8 responses to “The Ebook lending debate…(and Commons pen to win!)

  1. Wow! E-book lending really is a complex area. My thoughts are this. People that use libraries will get used to the idea of paying a small-ish lending fee/charge for an e-book. Its all a matter of time. Waiting for the e-book readers to get into the concept of borrowing from the public library in the first place is the first step. Then lending will grow. How it will be paid for I am sure will be worked out. I as a writer and youaand you as publishers want to make a few quid

    • Hi Stan! Yes, interesting – there does seem to be a feeling that some kind of micro-payment is the way forward. One person in the audience suggested they could be free if you are willing to wait, but if you paid a small fee you could read it first (like a VIP subscription etc). I thought that sounded like a good idea.

      I don’t know how the NYPL works in term of payment, I’m pretty sure they offer all their services for free, but they talked a lot about using their library space for cultural and creative events – authors talks, reading groups, creative writing lessons etc, – which does seem to be the way to draw readers into the library.

  2. Sorry my comment went a bit off at the end. It seems there is a glitch with your text box.
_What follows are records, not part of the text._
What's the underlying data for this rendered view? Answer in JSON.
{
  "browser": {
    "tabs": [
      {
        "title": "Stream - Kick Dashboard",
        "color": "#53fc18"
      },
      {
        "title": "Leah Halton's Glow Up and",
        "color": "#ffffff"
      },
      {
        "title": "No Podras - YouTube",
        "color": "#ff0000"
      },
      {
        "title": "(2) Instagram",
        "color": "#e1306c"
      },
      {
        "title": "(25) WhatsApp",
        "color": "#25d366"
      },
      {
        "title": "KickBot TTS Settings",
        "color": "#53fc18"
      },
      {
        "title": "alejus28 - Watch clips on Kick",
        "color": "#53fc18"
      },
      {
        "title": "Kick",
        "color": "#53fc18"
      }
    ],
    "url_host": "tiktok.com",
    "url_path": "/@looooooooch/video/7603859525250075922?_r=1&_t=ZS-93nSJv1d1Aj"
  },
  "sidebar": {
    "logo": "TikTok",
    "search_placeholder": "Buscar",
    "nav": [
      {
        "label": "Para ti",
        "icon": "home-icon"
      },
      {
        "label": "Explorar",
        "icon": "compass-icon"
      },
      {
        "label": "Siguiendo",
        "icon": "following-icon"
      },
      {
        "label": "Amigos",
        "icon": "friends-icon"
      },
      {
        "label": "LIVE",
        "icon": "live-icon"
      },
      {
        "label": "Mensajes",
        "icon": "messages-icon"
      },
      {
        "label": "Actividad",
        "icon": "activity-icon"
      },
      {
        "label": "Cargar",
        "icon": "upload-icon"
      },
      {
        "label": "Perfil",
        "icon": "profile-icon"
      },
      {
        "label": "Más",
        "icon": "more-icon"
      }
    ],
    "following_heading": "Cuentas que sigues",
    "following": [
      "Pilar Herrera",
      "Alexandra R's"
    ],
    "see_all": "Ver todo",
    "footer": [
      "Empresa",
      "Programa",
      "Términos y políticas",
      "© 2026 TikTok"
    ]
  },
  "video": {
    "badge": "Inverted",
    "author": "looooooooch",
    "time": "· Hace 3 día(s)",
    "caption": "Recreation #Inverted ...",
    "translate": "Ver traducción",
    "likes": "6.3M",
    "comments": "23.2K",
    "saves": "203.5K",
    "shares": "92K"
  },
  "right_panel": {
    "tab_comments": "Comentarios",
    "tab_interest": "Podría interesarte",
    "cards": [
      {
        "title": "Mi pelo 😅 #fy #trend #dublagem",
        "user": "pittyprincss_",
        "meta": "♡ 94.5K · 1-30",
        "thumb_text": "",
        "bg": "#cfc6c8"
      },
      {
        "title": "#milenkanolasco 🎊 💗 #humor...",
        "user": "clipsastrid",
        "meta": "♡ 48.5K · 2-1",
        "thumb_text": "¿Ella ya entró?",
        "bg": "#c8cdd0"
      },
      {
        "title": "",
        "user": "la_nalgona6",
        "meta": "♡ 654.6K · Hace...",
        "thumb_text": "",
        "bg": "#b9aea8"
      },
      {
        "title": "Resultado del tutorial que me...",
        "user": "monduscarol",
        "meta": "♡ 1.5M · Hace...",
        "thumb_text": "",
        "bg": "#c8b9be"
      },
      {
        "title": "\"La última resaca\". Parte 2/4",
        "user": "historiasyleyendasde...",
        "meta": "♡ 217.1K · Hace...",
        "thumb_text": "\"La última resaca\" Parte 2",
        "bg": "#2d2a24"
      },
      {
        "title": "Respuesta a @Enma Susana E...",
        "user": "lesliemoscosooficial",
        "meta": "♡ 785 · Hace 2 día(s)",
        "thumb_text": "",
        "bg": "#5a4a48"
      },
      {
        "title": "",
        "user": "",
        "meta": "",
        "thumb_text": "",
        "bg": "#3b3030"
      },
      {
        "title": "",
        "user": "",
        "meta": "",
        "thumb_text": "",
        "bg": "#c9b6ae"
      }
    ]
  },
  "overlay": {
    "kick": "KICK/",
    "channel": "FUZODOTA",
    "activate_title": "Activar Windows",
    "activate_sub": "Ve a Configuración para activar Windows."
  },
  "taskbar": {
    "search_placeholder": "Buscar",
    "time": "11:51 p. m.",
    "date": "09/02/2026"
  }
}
And the text gets obscured by the e-mail box. It might be my computer?
    The New York Public Library model looks to be a success. How does this institution make it pay for all concerned parties?
    Stan Mills
    Stan Mills

  3. Happy to help 😉
    I work in an academic library myself and regularly order ebooks on behalf of tutors for course reading lists. Students are definitely keen for us to increase our volume of electronic stock, though some academic publishers/ebook access providers have yet to catch-up with adequate systems of multiple-reader access. Public library access to ebooks is wonderful but, as is mentioned above, the impact on maintaining a meaningful community space is an acute concern in the current climate (with library closures and reduced funding).
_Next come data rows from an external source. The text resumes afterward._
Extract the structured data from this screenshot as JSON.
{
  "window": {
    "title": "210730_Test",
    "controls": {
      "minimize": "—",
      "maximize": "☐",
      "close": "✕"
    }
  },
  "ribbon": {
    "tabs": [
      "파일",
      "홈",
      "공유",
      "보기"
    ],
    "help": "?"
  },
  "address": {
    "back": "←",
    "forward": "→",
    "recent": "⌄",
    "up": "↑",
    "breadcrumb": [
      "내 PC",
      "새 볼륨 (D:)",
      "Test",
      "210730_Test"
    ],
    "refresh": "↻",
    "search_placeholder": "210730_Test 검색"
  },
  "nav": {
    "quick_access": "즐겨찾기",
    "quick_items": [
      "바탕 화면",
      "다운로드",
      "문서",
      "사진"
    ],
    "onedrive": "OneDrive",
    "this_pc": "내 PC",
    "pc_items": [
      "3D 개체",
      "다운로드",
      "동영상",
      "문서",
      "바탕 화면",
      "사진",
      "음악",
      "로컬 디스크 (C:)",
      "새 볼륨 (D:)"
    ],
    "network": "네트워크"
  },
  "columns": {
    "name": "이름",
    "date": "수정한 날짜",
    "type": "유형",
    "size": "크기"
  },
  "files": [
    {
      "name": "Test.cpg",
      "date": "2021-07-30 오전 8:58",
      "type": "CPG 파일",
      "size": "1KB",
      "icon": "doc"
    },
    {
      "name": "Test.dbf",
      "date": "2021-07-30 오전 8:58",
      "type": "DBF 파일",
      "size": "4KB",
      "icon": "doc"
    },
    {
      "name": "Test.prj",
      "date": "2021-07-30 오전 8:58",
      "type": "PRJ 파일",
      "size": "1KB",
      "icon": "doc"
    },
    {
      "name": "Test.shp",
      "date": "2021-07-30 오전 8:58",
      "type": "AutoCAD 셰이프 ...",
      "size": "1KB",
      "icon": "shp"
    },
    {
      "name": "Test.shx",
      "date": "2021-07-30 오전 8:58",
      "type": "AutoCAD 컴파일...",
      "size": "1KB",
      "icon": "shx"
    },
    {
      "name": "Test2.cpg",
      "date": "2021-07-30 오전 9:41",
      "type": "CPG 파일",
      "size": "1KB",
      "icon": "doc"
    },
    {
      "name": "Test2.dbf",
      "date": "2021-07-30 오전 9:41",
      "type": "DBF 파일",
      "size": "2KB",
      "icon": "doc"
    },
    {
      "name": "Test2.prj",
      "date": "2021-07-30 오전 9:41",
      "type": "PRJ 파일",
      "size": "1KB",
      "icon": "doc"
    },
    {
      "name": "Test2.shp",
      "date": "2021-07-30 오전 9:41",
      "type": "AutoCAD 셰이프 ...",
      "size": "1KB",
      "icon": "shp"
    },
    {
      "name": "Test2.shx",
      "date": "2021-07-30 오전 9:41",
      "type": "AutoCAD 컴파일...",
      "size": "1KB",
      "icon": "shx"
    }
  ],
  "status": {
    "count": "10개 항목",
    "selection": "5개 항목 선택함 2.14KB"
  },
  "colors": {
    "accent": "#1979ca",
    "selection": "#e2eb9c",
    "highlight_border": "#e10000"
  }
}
    • Yes, I think the threats to public libraries is really worrying, and we definitely don’t want to make it easier for people not to go into them. That’s why I thought the using of the library more creatively like NY do is great, and I know a route many UK libraries try to do too.

  4. Do loaned ebooks come with a deadline on which they will self destruct? I know that’s a basic question but one I’ve never known the answer to!

    • Hello! Yes, I’m pretty sure it works that way, you have maybe a 2 or 4 week period and then the file disappears, but then I guess you would be able to renew as with a physical book I’m sure?

    • I think that’s how our texts work in the university library. It’s not counted as “on loan” to a borrower on their account but their membership to the library allows them access to the PDF for a limited time/number of downloads, I believe.